If United want world-class talent, they must pay world-class money. The club’s hierarchy knows it. The question is whether they are prepared to bend their own new rules for a player they regard as close to the perfect fit.

Transfer specialist Fabrizio Romano, speaking on YouTube, laid out the two major obstacles: “The first one is the huge salary, and the second is that Madrid keeps saying in public and in private that they intend to keep him.”

Inside United, there is little doubt about the player’s profile. “If you ask me who could be the ideal defensive midfielder for United, at the club they believe that could be Tchouameni, but then the reality is different,” Romano added. The admiration is clear; the pathway to a deal is not.

Dressing-room fit and Madrid tensions

The debate around Tchouameni is not only financial. His competitive edge has been on show in Madrid, including widely discussed on-pitch clashes and “fights” with teammate Federico Valverde. For some at United, that kind of fire in midfield is exactly what the current squad lacks. For others, it raises questions about chemistry and dressing-room balance.

Would that intensity bring bite and leadership to a soft-centred United core? Or would it risk adding volatility to a group that has already endured its share of internal tension?

These are not abstract concerns. Ineos are trying to rebuild not just a team but a culture. Any big-money signing must fit the dressing room as well as the tactical plan. Tchouameni ticks almost every football box as a defensive midfielder: physical presence, reading of the game, comfort on the ball, ability to control tempo.

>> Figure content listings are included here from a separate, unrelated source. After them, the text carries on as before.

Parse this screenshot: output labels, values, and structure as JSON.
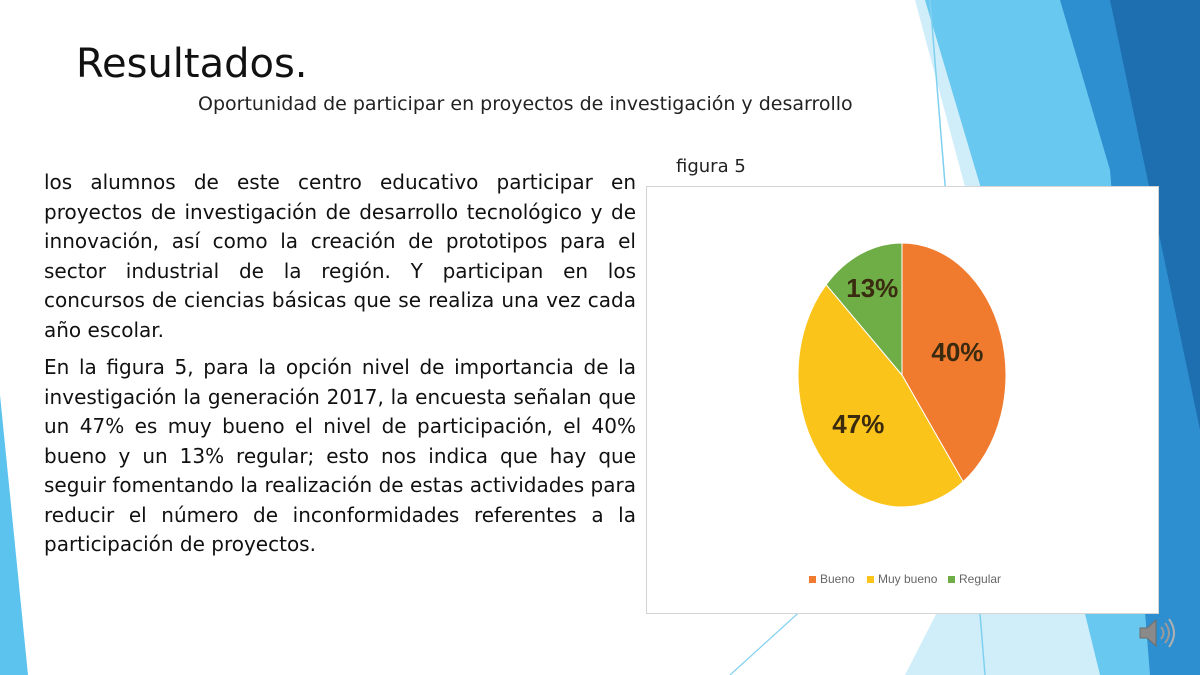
{
  "slide": {
    "title": "Resultados.",
    "subtitle": "Oportunidad de participar en proyectos de investigación y desarrollo"
  },
  "body": {
    "paragraph_1": " los alumnos de este centro educativo  participar en proyectos de investigación de desarrollo tecnológico y de innovación, así como la creación de prototipos para el sector industrial de la región. Y participan en los concursos de ciencias básicas que se realiza una vez cada año escolar.",
    "paragraph_2": " En la figura 5, para la opción nivel de importancia de la investigación la generación 2017, la encuesta señalan que un 47% es muy bueno el nivel de participación, el 40% bueno y un 13% regular; esto nos indica que hay que seguir fomentando la realización de estas actividades para reducir el número de inconformidades referentes a la participación de proyectos."
  },
  "figure_label": "figura 5",
  "chart_data": {
    "type": "pie",
    "title": "",
    "categories": [
      "Bueno",
      "Muy bueno",
      "Regular"
    ],
    "values": [
      40,
      47,
      13
    ],
    "data_labels": [
      "40%",
      "47%",
      "13%"
    ],
    "colors": [
      "#F07A2E",
      "#FBC41A",
      "#6FAE47"
    ],
    "start_angle_deg": 0,
    "direction": "clockwise",
    "legend": "bottom"
  },
  "decor": {
    "accent_colors": [
      "#5CC3EE",
      "#2E8FD0",
      "#1D6FB0",
      "#A9E0F6"
    ],
    "icons": [
      "speaker-icon"
    ]
  }
}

The doubt lies in whether United are ready to construct their wage hierarchy and midfield around him.

Ideal player, imperfect market

The pursuit sits in a familiar modern United dilemma. They have identified the right profile at the right age, playing for the right club at the wrong time. Madrid do not want to sell. The player is well-paid and successful. The fee would be huge. The salary, even bigger.

Romano summed it up bluntly: “The negotiations are never easy for such top players like Tchouameni. That’s the status of the story as of today.”

For United, the decision is stark. Either they accept that the perfect Casemiro successor comes at a premium that stretches their new financial discipline, or they walk away and gamble on a cheaper, less proven option in a position they cannot afford to get wrong again.

If Tchouameni really is the “ideal” defensive midfielder in the eyes of those inside Old Trafford, the next move will reveal just how serious this new era truly is.